A main effect of age on visual ROI SI values was found. This shows that the visual community was less consistent in mature adults, particularly in Block 1 (i.e., exploratory phase). Participants in Block 1 were sampling and processing information about card contingencies for the first time and research has shown that increases in age result in increases in overall processing time (Salthouse, 1996). If while trying to establish a strategy mature adults focused on different stimuli for longer, varied patterns of interconnectivity would help explain an age-related decrease in visual community consistency. In support of this are performance findings in the Delayed Match to Sample task, which is commonly used as a measure of visual attention. Age-related differences in the 2 and 4-sec conditions suggest that differences in attention exist and that they could potentially affect visual community organization. A main effect of block on sensorimotor ROI SI values was also found and showed that consistency in Block 3 was greater than Block 1for both adult groups. Participants in Block 3 had been repeatedly exposed to card contingencies and were presumably exploiting a strategy. Brain regions that functionally disassociated from the sensorimotor cortex after a strategy had been firmly established may account for this block-related increase in consistency.

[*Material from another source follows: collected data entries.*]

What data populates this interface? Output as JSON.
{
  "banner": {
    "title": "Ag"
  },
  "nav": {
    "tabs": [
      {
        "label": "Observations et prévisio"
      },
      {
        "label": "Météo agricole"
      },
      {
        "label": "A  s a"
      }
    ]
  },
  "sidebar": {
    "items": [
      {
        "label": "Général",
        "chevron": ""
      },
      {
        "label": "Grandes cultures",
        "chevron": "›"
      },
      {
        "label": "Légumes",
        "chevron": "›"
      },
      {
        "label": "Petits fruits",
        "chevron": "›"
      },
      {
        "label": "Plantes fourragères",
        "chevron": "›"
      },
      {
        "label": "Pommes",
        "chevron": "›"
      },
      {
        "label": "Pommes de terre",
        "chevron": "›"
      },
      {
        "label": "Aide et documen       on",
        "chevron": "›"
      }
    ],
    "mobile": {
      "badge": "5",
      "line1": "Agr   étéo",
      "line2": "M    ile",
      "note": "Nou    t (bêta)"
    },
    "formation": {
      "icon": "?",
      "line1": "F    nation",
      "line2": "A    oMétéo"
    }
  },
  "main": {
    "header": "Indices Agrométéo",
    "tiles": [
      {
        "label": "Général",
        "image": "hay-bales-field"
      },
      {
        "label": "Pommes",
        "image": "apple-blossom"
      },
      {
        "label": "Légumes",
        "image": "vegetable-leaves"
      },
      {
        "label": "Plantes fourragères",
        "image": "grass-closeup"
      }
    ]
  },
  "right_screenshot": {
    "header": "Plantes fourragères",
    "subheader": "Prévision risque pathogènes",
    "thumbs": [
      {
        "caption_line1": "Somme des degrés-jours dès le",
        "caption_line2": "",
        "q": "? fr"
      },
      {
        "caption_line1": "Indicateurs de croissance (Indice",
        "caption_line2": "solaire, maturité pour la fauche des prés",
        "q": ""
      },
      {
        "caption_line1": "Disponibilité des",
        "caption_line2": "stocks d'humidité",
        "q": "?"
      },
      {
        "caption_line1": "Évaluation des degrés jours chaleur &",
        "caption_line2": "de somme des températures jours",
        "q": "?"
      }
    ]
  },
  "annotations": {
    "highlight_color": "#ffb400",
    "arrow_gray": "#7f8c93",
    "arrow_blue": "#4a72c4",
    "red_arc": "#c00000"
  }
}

Main effects of age, block, and an age×block interaction on SI values within the mPFC ROI were found. In addition to this, Figure 6 shows an age-related difference in mPFC community organization. In Block 1, a confined mPFC community was present in young adults. In mature adults, however, the mPFC community was interconnected with the precuneus and portions of the parietal lobes. These regions are commonly ascribed to the default mode sub-network (Raichle et al., 2001; Shirer et al., 2012), and emerged as a functional community with higher consistency across individuals in both adult groups in Block 3. These findings help point to functional arrangements that are important to successful task performance and that change as a function of age. For instance, learning to avoid decks with exceedingly large but infrequent loss is critical to successful IGT performance. A self-connected mPFC community in young adults in Block 1 may represent regional specialization and enable successful integration of loss magnitude into a strategy. To support this, research has shown that mPFC neural activity in response to loss information is positively related to successful IGT performance (Wesley et al., 2011).

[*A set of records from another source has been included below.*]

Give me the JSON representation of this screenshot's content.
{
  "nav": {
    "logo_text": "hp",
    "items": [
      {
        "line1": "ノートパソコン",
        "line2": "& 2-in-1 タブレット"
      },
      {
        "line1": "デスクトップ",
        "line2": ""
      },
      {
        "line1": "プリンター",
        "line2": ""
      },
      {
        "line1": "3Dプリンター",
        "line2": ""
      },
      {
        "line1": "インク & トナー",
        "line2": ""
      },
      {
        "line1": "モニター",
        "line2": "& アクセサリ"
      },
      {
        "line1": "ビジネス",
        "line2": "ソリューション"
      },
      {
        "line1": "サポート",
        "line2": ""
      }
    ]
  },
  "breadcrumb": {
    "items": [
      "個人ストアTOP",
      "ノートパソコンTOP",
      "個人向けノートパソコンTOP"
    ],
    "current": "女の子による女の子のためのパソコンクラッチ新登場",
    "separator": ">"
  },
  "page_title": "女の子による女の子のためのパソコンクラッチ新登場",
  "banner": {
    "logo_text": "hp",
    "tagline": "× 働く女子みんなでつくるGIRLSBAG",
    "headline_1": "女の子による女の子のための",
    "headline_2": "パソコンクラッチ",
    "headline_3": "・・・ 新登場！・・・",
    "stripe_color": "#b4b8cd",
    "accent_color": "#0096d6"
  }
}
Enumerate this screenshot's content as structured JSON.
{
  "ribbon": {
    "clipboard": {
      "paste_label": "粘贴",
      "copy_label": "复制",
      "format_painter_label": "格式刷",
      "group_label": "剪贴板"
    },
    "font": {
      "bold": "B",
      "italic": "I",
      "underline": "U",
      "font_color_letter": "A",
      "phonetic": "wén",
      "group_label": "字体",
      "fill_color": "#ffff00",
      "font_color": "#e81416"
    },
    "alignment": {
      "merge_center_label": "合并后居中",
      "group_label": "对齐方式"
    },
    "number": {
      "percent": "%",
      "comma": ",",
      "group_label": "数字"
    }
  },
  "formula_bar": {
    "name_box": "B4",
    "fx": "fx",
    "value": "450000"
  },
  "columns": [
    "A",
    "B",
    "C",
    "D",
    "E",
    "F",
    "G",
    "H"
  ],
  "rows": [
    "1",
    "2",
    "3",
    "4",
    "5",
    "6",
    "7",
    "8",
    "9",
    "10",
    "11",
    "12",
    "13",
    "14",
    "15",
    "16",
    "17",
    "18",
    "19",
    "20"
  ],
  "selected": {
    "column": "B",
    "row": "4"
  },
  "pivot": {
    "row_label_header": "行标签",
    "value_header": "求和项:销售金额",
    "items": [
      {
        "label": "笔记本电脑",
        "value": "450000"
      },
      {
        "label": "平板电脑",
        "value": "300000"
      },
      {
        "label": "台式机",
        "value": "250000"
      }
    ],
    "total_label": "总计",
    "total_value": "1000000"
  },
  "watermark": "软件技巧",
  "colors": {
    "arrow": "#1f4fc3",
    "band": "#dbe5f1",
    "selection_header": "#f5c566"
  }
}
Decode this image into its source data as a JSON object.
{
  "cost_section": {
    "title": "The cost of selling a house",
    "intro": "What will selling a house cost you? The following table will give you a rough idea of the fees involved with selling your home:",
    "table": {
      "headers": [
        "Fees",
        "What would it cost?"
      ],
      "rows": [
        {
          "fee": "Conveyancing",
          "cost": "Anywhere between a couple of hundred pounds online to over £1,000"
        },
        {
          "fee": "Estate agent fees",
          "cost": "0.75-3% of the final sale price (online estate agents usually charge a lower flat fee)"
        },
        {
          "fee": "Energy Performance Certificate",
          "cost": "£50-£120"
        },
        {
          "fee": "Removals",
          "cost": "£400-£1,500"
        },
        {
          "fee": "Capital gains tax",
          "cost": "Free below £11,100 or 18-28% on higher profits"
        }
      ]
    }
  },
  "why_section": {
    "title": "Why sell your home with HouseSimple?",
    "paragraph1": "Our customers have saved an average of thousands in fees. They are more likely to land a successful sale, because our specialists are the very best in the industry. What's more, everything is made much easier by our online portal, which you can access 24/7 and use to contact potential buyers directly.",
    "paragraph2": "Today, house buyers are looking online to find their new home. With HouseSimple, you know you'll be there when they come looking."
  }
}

Previous research has demonstrated that activity within the OFC is associated with successful performance on the IGT task (Bechara et al., 1994; Li et al., 2010). In these data, OFC community consistency was negligible in young adults in Block 1 and mature adults in Blocks 1 and 3. OFC community consistency was, however, detected in young adults during successful IGT performance in Block 3. Although inconsistently organized for much of the task, we showed that changes in OFC connectivity (new—lost links) were in fact related to successful IGT performance.

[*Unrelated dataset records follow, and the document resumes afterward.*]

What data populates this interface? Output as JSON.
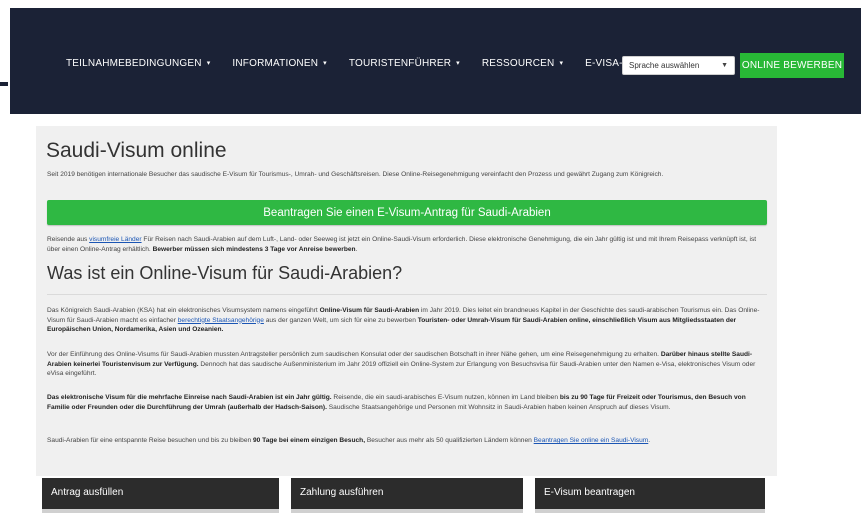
{
  "nav": {
    "items": [
      {
        "label": "TEILNAHMEBEDINGUNGEN",
        "caret": "▾"
      },
      {
        "label": "INFORMATIONEN",
        "caret": "▾"
      },
      {
        "label": "TOURISTENFÜHRER",
        "caret": "▾"
      },
      {
        "label": "RESSOURCEN",
        "caret": "▾"
      },
      {
        "label": "E-VISA-STATUS",
        "caret": ""
      }
    ],
    "language_select": "Sprache auswählen",
    "apply_button": "ONLINE BEWERBEN"
  },
  "main": {
    "title": "Saudi-Visum online",
    "intro": "Seit 2019 benötigen internationale Besucher das saudische E-Visum für Tourismus-, Umrah- und Geschäftsreisen. Diese Online-Reisegenehmigung vereinfacht den Prozess und gewährt Zugang zum Königreich.",
    "cta": "Beantragen Sie einen E-Visum-Antrag für Saudi-Arabien",
    "p1": {
      "a": "Reisende aus ",
      "link": "visumfreie Länder",
      "b": " Für Reisen nach Saudi-Arabien auf dem Luft-, Land- oder Seeweg ist jetzt ein Online-Saudi-Visum erforderlich. Diese elektronische Genehmigung, die ein Jahr gültig ist und mit Ihrem Reisepass verknüpft ist, ist über einen Online-Antrag erhältlich. ",
      "bold": "Bewerber müssen sich mindestens 3 Tage vor Anreise bewerben",
      "end": "."
    },
    "subtitle": "Was ist ein Online-Visum für Saudi-Arabien?",
    "p2": {
      "a": "Das Königreich Saudi-Arabien (KSA) hat ein elektronisches Visumsystem namens eingeführt ",
      "bold1": "Online-Visum für Saudi-Arabien",
      "b": " im Jahr 2019. Dies leitet ein brandneues Kapitel in der Geschichte des saudi-arabischen Tourismus ein. Das Online-Visum für Saudi-Arabien macht es einfacher ",
      "link": "berechtigte Staatsangehörige",
      "c": " aus der ganzen Welt, um sich für eine zu bewerben ",
      "bold2": "Touristen- oder Umrah-Visum für Saudi-Arabien online, einschließlich Visum aus Mitgliedsstaaten der Europäischen Union, Nordamerika, Asien und Ozeanien."
    },
    "p3": {
      "a": "Vor der Einführung des Online-Visums für Saudi-Arabien mussten Antragsteller persönlich zum saudischen Konsulat oder der saudischen Botschaft in ihrer Nähe gehen, um eine Reisegenehmigung zu erhalten. ",
      "bold": "Darüber hinaus stellte Saudi-Arabien keinerlei Touristenvisum zur Verfügung.",
      "b": " Dennoch hat das saudische Außenministerium im Jahr 2019 offiziell ein Online-System zur Erlangung von Besuchsvisa für Saudi-Arabien unter den Namen e-Visa, elektronisches Visum oder eVisa eingeführt."
    },
    "p4": {
      "bold1": "Das elektronische Visum für die mehrfache Einreise nach Saudi-Arabien ist ein Jahr gültig.",
      "a": " Reisende, die ein saudi-arabisches E-Visum nutzen, können im Land bleiben ",
      "bold2": "bis zu 90 Tage für Freizeit oder Tourismus, den Besuch von Familie oder Freunden oder die Durchführung der Umrah (außerhalb der Hadsch-Saison).",
      "b": " Saudische Staatsangehörige und Personen mit Wohnsitz in Saudi-Arabien haben keinen Anspruch auf dieses Visum."
    },
    "p5": {
      "a": "Saudi-Arabien für eine entspannte Reise besuchen und bis zu bleiben ",
      "bold": "90 Tage bei einem einzigen Besuch,",
      "b": " Besucher aus mehr als 50 qualifizierten Ländern können ",
      "link": "Beantragen Sie online ein Saudi-Visum",
      "end": "."
    }
  },
  "steps": [
    {
      "label": "Antrag ausfüllen"
    },
    {
      "label": "Zahlung ausführen"
    },
    {
      "label": "E-Visum beantragen"
    }
  ]
}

These findings address age-related differences in decision making and functional community structure at the whole-brain level. They extend previous work focused on the function of the frontal lobe and show that advantageous decision making is associated with distinct changes in functional community structure. Many clinical populations are afflicted with poor decision-making skills, including the aging demographic and those with neuropsychiatric disorders like the vulnerability to alcohol and/or drug addiction. Identifying profiles of whole-brain functional connectivity that are associated with advantageous decision making may help direct behavioral therapy research and potentially identify brain regions that can serve as novel pharmacological targets.